The English literary critic G.K. Chesterton had a real talent for quippy quotes, and he had this to say about Christianity:
“The Christian ideal has not been tried and found wanting. It has been found difficult; and left untried.”
I feel silly saying it this way, but: if a thing is difficult to do, there will be those people who are not going to succeed at it! And so no one here in the forum is surprised when a person aspires to an ideal with their speech, then fails with their actions. Some things are really hard to accomplish.
But I think what Chesterton is pointing out is that there are people who recognize the "difficult thing" right away, and they're honest enough with themselves to say "That ideal is not for me, why set myself up to fail?"
But when a person pretends to have achieved some state of rightness without actually being "good" (whatever that may mean for you), that is when we get angry, because it looks dishonest. That person is claiming the ideal without doing it, right? Those people are out there, to be sure. In our case, I don't know Minna well enough to call her one of those.
Does anybody here remember the movie The Matrix? A character named Morpheus says to the protagonist, a guy named Neo, the following: "There's a difference between knowing the path, and walking the path."

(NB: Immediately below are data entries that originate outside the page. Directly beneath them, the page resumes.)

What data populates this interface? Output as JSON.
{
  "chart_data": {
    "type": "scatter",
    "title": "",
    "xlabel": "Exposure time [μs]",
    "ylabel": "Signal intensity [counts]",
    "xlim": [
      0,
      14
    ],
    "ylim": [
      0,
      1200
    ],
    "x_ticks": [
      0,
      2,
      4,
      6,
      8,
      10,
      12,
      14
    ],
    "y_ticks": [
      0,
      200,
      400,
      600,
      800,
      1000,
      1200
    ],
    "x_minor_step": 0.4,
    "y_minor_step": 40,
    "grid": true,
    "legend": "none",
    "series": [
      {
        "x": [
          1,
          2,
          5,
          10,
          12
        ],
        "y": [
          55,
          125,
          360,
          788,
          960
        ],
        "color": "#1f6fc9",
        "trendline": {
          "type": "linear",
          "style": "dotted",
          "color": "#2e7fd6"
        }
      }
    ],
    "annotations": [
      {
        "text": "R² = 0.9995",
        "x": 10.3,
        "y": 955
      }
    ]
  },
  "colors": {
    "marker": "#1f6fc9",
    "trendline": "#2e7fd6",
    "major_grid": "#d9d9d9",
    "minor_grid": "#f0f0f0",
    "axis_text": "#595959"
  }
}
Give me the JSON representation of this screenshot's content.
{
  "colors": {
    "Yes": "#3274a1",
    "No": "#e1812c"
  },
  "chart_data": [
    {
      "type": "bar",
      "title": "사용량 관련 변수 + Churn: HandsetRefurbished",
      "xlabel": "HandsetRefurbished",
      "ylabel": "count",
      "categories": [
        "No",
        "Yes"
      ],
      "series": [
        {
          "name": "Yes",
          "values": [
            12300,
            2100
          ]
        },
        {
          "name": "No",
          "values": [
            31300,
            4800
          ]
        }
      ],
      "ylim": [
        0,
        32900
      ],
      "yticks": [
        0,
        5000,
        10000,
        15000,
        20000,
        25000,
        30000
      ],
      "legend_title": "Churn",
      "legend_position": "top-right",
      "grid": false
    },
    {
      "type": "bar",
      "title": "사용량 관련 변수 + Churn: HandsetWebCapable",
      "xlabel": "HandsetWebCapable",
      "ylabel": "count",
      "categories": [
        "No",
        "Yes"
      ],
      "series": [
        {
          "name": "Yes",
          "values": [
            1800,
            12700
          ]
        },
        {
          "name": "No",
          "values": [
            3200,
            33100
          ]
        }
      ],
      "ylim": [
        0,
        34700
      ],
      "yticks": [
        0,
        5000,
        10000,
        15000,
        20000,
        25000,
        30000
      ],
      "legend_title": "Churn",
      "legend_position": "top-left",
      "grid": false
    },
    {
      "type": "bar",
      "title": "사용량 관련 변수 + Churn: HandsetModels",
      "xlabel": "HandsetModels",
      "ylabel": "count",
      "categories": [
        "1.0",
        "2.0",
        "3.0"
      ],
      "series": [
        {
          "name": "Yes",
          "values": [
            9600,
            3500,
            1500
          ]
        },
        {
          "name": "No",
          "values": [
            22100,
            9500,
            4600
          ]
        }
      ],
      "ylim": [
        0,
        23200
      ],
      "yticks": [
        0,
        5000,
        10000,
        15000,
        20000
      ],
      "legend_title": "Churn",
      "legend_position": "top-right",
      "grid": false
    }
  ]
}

It's a great quote, but I bring it up to show a different idea than what was in the movie. Morpheus was teaching Neo that you can fulfill your destiny without even believing what that destiny is, or daring to hope for it. I hope so! But I quote it here because Christians must have the opposite situation: they know their ideal, but it's a struggle to follow it.
So when I meet a Christian who has a high tolerance for mistakes, I figure they have a clearer view of the whole picture. Because whatever you believe, none of us are going to make it for long unless we can be gracious to each other.